Police clash with anti-govt protesters in central Tunis

Author: 
Reuters
Publication Date: 
Tue, 2012-04-10 01:39

At least 2,000 protesters came out to mark the Martyrs’ Day holiday, which commemorates the 1938 suppression of pro-independence demonstrators by French colonial troops.
As they reached the interior ministry on Habib Bourguiba, they were met by police who fired tear gas to clear the crowd.
Police beat back groups of protesters with batons and chased stone-throwing youths down side streets in scenes reminiscent of the tactics used during Ben Ali’s 23 years as president, when Tunisia was a police state and freedoms severely restricted.
“The people want the fall of the regime,” protesters chanted, echoing the demand that was coined in Tunisia during the 2011 revolution and sparked the Arab Spring uprisings.
The moderate Islamist Ennahda party, which won post-revolution elections in October, is under pressure from secular parties to improve economic conditions and not give religion too prominent a place in public life.
Tunisia has changed enormously since the revolution, with a democratic system now in place and ordinary people able to speak and demonstrate freely for the first time in memory.
But the interior ministry decided to ban rallies on Habib Bourguiba Avenue in late March after local hotels, restaurants and other businesses complained that repeated protests and counter-protests were snarling traffic and disrupting business.
The ban infuriated opponents of the government who chose Monday’s public holiday to defy the police.
Numbers at the rally quickly shrank, and groups of dozens of demonstrators faced off with police. Reuters journalists saw protesters fainting from tear gas and others hobbling away with bruises.
Tunisia’s revolution ousted Ben Ali in January 2011. In October, Ennahda won more than 40 percent of seats in the constituent assembly in the country’s first free elections.
From the outset, Ennahda has faced strong opposition from secular parties and Tunisia’s powerful labor union, who fear it will impose conservative religious values on a country long known for its liberal and secular outlook.
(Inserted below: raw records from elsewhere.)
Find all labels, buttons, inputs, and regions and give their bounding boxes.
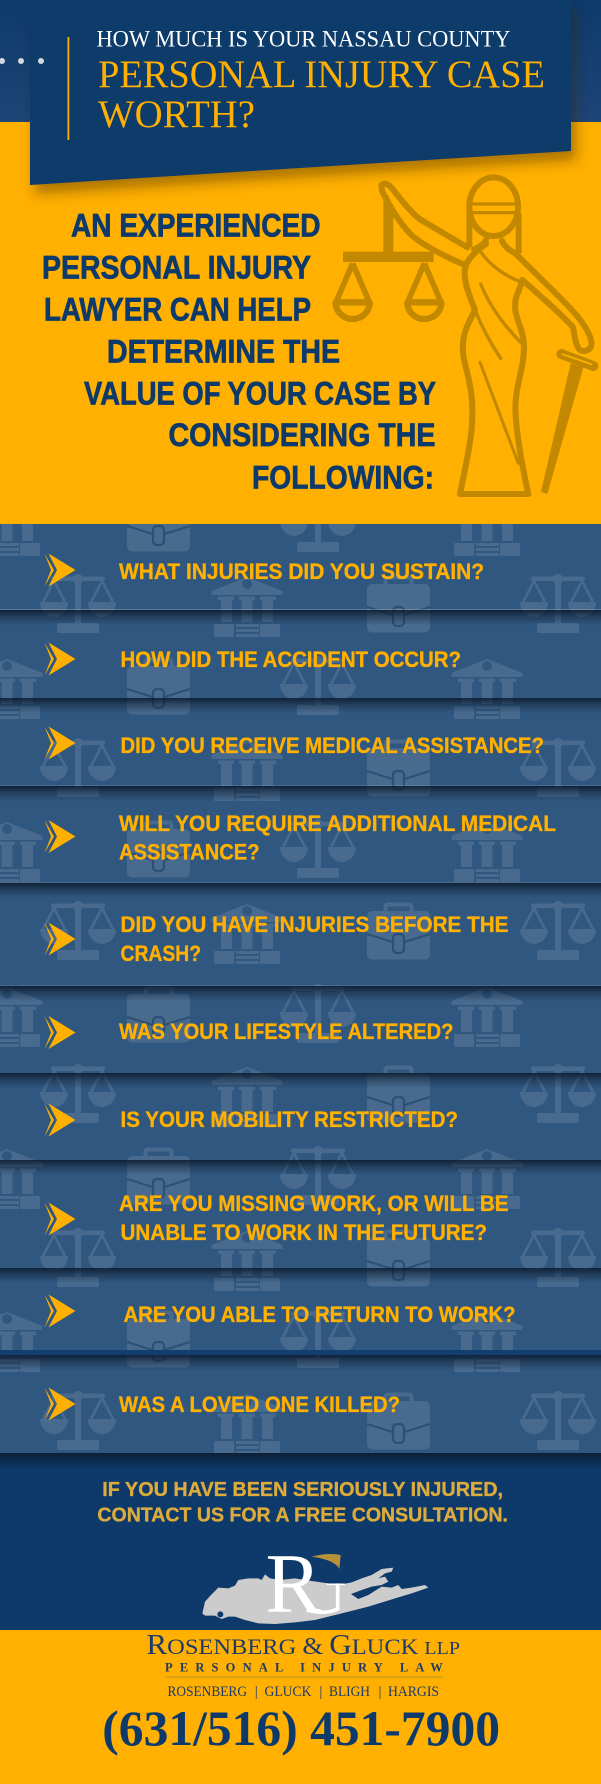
- row 8: missing work: [44, 1191, 508, 1245]
- title line: worth: WORTH?: [98, 93, 255, 136]
- row 6: lifestyle: [44, 1016, 454, 1049]
- attorney names: ROSENBERG: [168, 1684, 247, 1700]
- attorney names: [168, 1684, 439, 1700]
- call to action: CONTACT US FOR A FREE CONSULTATION.: [97, 1504, 508, 1527]
- icon: lady justice with scales and sword: [336, 177, 593, 494]
- title line: personal injury case: PERSONAL INJURY CASE: [98, 53, 545, 96]
- intro text: AN EXPERIENCED: [71, 208, 320, 244]
- attorney names: HARGIS: [388, 1684, 439, 1700]
- decorative dots: [0, 58, 44, 64]
- row 4: additional assistance: WILL YOU REQUIRE ADDITIONAL MEDICAL: [119, 811, 556, 836]
- logo: long island with RG monogram: [202, 1537, 428, 1631]
- row 9: return to work: ARE YOU ABLE TO RETURN TO WORK?: [124, 1302, 516, 1327]
- attorney names: |: [319, 1684, 322, 1700]
- row 7: mobility: [44, 1104, 458, 1136]
- row 9: return to work: [44, 1294, 516, 1328]
- intro text: VALUE OF YOUR CASE BY: [84, 376, 436, 412]
- row 10: loved one: [44, 1388, 400, 1420]
- row 10: loved one: WAS A LOVED ONE KILLED?: [119, 1392, 400, 1417]
- divider: [166, 1676, 443, 1678]
- firm tagline: PERSONAL INJURY LAW: [165, 1661, 443, 1675]
- row 8: missing work: ARE YOU MISSING WORK, OR WILL BE: [119, 1191, 508, 1216]
- row 4: additional assistance: ASSISTANCE?: [119, 840, 260, 864]
- attorney names: BLIGH: [329, 1684, 370, 1700]
- intro text: LAWYER CAN HELP: [44, 292, 311, 328]
- intro text: FOLLOWING:: [252, 460, 434, 496]
- attorney names: GLUCK: [264, 1684, 312, 1700]
- gold footer panel: [0, 1630, 601, 1784]
- title banner: [30, 0, 571, 185]
- row separators with shadows: [0, 609, 601, 1471]
- footer navy panel: [0, 1453, 601, 1630]
- row 3: medical assistance: [44, 726, 544, 760]
- row 5: prior injuries: [44, 912, 508, 966]
- row 1: injuries: [44, 554, 484, 586]
- panel: question rows background: [0, 524, 601, 1453]
- row 6: lifestyle: WAS YOUR LIFESTYLE ALTERED?: [119, 1019, 454, 1044]
- row 3: medical assistance: DID YOU RECEIVE MEDICAL ASSISTANCE?: [120, 733, 544, 758]
- call to action: [97, 1478, 508, 1527]
- intro text: CONSIDERING THE: [168, 417, 436, 453]
- row 1: injuries: WHAT INJURIES DID YOU SUSTAIN?: [119, 559, 484, 584]
- gold background panel: [0, 122, 601, 524]
- firm name: ROSENBERG & GLUCK LLP: [146, 1630, 460, 1661]
- row 4: additional assistance: [44, 811, 556, 864]
- intro text: [42, 208, 436, 496]
- row 2: accident: HOW DID THE ACCIDENT OCCUR?: [120, 647, 461, 672]
- call to action: IF YOU HAVE BEEN SERIOUSLY INJURED,: [102, 1478, 503, 1501]
- row 2: accident: [44, 642, 461, 676]
- phone number: (631/516) 451-7900: [102, 1700, 500, 1756]
- row 5: prior injuries: CRASH?: [120, 941, 201, 966]
- intro text: PERSONAL INJURY: [42, 250, 311, 286]
- top navy band: [0, 0, 601, 122]
- row 8: missing work: UNABLE TO WORK IN THE FUTURE?: [120, 1220, 487, 1245]
- logo: long island with RG monogram: R: [266, 1537, 322, 1631]
- attorney names: |: [378, 1684, 382, 1700]
- attorney names: |: [255, 1684, 258, 1700]
- intro text: DETERMINE THE: [107, 334, 340, 370]
- title line: how much: HOW MUCH IS YOUR NASSAU COUNTY: [96, 26, 511, 52]
- row 7: mobility: IS YOUR MOBILITY RESTRICTED?: [120, 1107, 458, 1132]
- background icon pattern: [0, 493, 596, 1454]
- row 5: prior injuries: DID YOU HAVE INJURIES BEFORE THE: [120, 912, 508, 937]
The party, which leads the government in coalition with two secular groups, has tried to steer a middle course but the clashes are likely to cause a political backlash.
Protesters and opposition groups accused Ennahda of sending in masked thugs in plain clothes, who could be seen chasing protesters, to back police. An Ennahda official, speaking to the official TAP news agency, denied those claims and said its supporters were peacefully marking the day in another location.